Capitolo 1 – Hey,
you’ve reached Richard Castle… Lucky
you!
Apre
gli occhi a fatica, sentendosi ancora più spossato
di quando si è coricato solo poche ore prima. Una telefonata
in tarda serata lo
ha fatto fiondare sulla scena di un crimine, nonostante le temperature
rigide e
il fatto che il loft, con il caminetto acceso, fosse un luogo
decisamente più
invitante. Ma del resto, quando Beckett chiama, Castle risponde. Punto.
Questa
volta il cadavere è stato trovato in un vicolo non
distante da Central Park, nel cuore di Manhattan. E naturalmente
l’analisi
della scena del crimine non ha richiesto solo pochi minuti. Poi Beckett
non
aveva né sciarpa né guanti e lui non poteva certo
esimersi dal prestarle la
propria stola di cashmere per evitare che si ammalasse. E
già che c’era le ha
passato pure i guanti, anche se le vanno grandi, assicurandola che a
lui non
servivano. E’ pur sempre la sua musa e si è
beccata una pallottola in pieno
petto solo pochi mesi prima. Come dire, è suo dovere
prendersi cura di lei. Quella
sera i programmi del detective Beckett prevedevano un’uscita
con Lanie, a bere
qualcosa e a parlare di uomini, non certo una passeggiata sulla neve a
cercare
indizi, e si era abbigliata di conseguenza. Ovvero un maglioncino
leggero
scollato, un paio di jeans e il suo cappotto rosso. Peccato che il
destino
avesse piani diversi per quel povero cadavere senza nome.
Gonfiando
il petto, le ha detto che lui è uno che non si
ammala mai, quindi che non aveva bisogno di tutti quegli strati di
lana. Il
solito sbruffone.
Non
si è accorto che, appena ha voltato le spalle, Kate
si è avvolta la sciarpa al collo e l’ha annusata,
affondando il naso nel suo
profumo e mordendosi il labbro inferiore. Poi però la
risoluta detective ha
ripreso il posto della ragazzina e si è messa al lavoro.
Le
conseguenze di quella serata in cui ha fatto lo
splendido, però, non sono mancate. Questa volta Castle teme
di aver beccato una
sonora influenza.
Sarà
il bagno nell’Hudson di qualche tempo fa, per il
quale deve ringraziare Sophia Turner.
Sarà
tutta la faccenda legata a quella donna, il tuffo
nel passato (accidenti, meglio non usare metafore
acquatiche…), quando faceva
ricerche per il personaggio di Clara Strike, quell’accenno al
ruolo che suo
padre avrebbe avuto nell’aprirgli le porte della CIA.
Sarà
che negli ultimi giorni non ha dormito molto, vuoi
per le parole di Sophia, vuoi per il messaggio minatorio di Gina che
aspetta i
capitoli del suo nuovo romanzo e lui, tanto per cambiare, è
indietro con la
consegna, troppo impegnato a giocare al poliziotto.
O
forse sarà per quel patto che ha stipulato in quel
garage, con quella voce al telefono.
Insomma,
per farla breve, quella mattina lo scrittore si
sente uno zombie: il suo corpo è scosso dai brividi, un
bruciore gli incendia le
vie respiratorie e gli occhi sono ancora abbottonati.
L’immagine che gli
rimanda lo specchio del bagno non corrisponde a ruggedly
handsome, nemmeno lontanamente. Ma tutto questo non conta.

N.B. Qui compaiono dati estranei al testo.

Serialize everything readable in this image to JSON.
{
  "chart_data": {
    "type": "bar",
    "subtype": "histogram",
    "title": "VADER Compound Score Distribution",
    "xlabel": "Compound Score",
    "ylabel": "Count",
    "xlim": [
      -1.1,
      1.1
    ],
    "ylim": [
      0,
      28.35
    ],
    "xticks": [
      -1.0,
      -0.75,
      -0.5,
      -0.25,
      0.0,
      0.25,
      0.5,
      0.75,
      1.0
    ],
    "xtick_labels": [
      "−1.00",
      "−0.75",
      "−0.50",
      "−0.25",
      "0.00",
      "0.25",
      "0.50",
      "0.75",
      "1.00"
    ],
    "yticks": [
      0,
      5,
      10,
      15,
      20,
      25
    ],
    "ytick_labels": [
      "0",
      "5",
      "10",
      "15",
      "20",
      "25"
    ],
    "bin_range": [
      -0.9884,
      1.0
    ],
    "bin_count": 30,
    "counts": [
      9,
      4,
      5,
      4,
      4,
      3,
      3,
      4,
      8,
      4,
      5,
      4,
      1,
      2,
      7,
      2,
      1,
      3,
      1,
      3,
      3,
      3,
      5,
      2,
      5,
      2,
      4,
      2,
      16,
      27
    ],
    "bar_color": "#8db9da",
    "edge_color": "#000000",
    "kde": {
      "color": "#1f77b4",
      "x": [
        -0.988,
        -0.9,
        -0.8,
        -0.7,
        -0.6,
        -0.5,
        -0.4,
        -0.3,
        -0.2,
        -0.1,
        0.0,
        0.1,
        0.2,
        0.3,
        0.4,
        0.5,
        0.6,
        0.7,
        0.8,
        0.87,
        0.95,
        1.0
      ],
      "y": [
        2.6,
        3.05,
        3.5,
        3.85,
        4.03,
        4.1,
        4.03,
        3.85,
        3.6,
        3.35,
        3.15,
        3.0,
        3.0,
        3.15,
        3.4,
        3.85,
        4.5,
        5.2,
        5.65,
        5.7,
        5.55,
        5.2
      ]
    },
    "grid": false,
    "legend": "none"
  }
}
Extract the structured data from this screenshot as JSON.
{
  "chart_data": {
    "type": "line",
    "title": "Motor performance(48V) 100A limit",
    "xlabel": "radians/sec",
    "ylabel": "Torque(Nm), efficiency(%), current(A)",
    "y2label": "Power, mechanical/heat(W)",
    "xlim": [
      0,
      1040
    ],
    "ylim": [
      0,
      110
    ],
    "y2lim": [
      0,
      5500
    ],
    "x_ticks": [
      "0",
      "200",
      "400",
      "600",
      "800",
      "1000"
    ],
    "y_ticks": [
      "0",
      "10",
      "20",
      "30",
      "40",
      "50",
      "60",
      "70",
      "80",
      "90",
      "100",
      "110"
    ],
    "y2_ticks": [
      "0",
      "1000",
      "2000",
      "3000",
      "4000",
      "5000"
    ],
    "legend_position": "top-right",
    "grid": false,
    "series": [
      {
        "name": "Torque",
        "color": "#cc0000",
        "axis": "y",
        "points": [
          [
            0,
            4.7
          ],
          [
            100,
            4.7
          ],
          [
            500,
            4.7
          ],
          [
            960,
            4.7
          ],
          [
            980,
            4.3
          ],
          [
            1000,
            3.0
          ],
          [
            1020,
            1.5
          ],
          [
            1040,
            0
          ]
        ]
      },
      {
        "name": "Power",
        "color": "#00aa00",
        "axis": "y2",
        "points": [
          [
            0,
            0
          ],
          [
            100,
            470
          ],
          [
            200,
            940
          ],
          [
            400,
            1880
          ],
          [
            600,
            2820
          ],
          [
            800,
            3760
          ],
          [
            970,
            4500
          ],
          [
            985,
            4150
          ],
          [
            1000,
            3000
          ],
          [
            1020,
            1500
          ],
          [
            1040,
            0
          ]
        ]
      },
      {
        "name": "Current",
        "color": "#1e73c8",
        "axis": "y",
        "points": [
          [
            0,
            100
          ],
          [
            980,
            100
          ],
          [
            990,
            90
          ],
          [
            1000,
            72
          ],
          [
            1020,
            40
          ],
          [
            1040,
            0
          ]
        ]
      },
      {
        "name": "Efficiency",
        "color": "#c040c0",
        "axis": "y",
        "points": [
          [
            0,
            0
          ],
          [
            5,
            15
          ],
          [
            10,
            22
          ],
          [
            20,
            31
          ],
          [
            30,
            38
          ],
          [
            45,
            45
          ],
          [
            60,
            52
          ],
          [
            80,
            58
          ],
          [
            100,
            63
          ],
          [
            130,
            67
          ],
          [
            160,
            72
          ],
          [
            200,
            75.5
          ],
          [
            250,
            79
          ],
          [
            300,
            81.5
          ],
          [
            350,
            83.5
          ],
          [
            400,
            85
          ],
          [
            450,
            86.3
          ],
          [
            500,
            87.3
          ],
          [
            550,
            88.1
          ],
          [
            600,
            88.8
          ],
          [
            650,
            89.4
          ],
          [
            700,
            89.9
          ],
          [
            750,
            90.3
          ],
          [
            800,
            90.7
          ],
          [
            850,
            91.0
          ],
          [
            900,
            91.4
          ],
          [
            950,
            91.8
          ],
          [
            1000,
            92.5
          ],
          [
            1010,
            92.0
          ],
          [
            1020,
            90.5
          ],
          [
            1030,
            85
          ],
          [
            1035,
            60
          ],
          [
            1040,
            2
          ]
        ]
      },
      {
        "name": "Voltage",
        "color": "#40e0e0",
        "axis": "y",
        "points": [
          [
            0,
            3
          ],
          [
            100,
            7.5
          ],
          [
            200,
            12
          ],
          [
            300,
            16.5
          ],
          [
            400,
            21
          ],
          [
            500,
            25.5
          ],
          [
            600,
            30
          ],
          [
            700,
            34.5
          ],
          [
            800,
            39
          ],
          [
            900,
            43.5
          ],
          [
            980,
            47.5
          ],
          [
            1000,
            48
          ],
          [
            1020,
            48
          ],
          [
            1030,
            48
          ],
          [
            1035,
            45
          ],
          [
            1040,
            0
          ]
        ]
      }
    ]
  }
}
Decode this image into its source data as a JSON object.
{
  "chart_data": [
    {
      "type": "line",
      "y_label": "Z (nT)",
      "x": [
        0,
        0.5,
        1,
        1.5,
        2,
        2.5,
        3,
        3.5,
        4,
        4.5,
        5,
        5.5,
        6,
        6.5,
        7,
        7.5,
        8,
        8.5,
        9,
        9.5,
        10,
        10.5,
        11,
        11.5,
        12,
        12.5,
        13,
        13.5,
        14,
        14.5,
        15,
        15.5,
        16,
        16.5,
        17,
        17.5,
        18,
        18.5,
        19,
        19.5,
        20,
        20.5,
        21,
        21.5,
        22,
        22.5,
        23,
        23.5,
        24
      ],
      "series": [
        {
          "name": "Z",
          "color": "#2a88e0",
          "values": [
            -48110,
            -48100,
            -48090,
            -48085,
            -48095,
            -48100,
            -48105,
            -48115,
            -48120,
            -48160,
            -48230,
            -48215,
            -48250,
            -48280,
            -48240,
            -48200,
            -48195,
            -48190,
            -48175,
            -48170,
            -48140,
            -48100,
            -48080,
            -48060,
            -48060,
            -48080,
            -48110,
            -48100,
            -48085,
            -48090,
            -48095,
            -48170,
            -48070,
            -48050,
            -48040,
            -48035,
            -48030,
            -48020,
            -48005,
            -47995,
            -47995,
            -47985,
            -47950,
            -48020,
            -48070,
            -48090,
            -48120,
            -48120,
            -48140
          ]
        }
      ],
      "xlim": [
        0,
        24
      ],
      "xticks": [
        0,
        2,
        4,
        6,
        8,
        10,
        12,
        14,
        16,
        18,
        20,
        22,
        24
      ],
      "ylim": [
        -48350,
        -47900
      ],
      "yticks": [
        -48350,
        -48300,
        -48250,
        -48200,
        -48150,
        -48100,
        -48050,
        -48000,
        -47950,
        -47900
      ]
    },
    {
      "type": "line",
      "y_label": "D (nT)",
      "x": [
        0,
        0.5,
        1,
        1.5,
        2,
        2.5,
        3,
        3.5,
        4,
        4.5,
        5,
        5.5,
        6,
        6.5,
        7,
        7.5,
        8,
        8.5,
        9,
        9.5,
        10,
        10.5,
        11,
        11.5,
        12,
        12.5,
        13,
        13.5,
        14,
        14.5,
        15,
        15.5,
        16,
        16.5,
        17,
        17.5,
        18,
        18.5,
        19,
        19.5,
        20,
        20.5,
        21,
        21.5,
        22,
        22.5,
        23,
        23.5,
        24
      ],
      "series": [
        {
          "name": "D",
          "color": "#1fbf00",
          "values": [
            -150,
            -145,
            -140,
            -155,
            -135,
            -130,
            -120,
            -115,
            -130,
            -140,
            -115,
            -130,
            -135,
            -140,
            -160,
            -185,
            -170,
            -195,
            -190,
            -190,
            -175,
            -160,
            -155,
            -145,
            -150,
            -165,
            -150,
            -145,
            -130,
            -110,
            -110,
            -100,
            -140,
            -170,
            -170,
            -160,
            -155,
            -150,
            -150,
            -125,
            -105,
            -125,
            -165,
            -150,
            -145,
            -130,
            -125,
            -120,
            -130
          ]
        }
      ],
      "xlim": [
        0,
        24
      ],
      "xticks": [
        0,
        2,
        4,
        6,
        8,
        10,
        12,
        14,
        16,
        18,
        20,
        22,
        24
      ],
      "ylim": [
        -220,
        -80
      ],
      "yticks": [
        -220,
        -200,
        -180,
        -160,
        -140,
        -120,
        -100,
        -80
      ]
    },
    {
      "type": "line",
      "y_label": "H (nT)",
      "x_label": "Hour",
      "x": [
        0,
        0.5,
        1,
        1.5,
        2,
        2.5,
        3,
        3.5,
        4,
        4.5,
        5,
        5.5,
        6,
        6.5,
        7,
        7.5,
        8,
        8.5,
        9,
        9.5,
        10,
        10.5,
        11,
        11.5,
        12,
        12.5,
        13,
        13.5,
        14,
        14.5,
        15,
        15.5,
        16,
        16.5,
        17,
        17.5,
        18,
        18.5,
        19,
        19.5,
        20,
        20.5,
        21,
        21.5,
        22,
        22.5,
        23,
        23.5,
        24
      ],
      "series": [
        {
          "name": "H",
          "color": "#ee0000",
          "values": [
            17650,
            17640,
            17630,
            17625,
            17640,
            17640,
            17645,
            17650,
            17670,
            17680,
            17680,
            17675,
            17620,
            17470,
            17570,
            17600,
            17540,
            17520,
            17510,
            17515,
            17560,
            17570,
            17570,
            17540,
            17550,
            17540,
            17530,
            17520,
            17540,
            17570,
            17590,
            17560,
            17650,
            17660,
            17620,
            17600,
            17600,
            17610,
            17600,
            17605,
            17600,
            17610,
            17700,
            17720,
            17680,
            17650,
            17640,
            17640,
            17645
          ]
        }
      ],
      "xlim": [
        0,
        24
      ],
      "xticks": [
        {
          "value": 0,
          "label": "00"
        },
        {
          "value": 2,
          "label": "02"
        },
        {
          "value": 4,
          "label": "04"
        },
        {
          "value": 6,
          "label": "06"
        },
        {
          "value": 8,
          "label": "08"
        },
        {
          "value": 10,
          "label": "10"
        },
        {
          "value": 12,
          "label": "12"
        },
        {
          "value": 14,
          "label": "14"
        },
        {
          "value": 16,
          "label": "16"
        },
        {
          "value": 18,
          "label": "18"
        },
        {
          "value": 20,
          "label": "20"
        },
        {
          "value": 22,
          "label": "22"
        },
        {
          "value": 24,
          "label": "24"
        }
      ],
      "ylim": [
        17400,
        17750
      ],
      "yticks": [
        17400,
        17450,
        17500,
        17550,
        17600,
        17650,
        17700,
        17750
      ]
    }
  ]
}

Se solo il loft smettesse di girare all’impazzata, Castle
potrebbe apprestarsi
a dare inizio alla sua missione: deve portare il caffè alla
sua musa, solo per
vedere un sorriso aprirsi sul suo volto, come ormai fa da tempo. E non
saranno
un mal di testa martellante, un naso colante, la carta vetrata in gola
o
qualche brivido di freddo a fermarlo. Lo consola il fatto che
né Alexis né
Martha siano a casa: sua figlia è in viaggio con la scuola e
sua madre è in
ritiro spirituale in un resort a cinque stelle per lavorare su un
progetto
teatrale top secret, forse un monologo, di cui Rick ha preferito non
sapere
nulla, terrorizzato fin nel profondo dall’entusiasmo della
Grande Diva. Se non
altro, non attaccherà l’influenza anche a loro.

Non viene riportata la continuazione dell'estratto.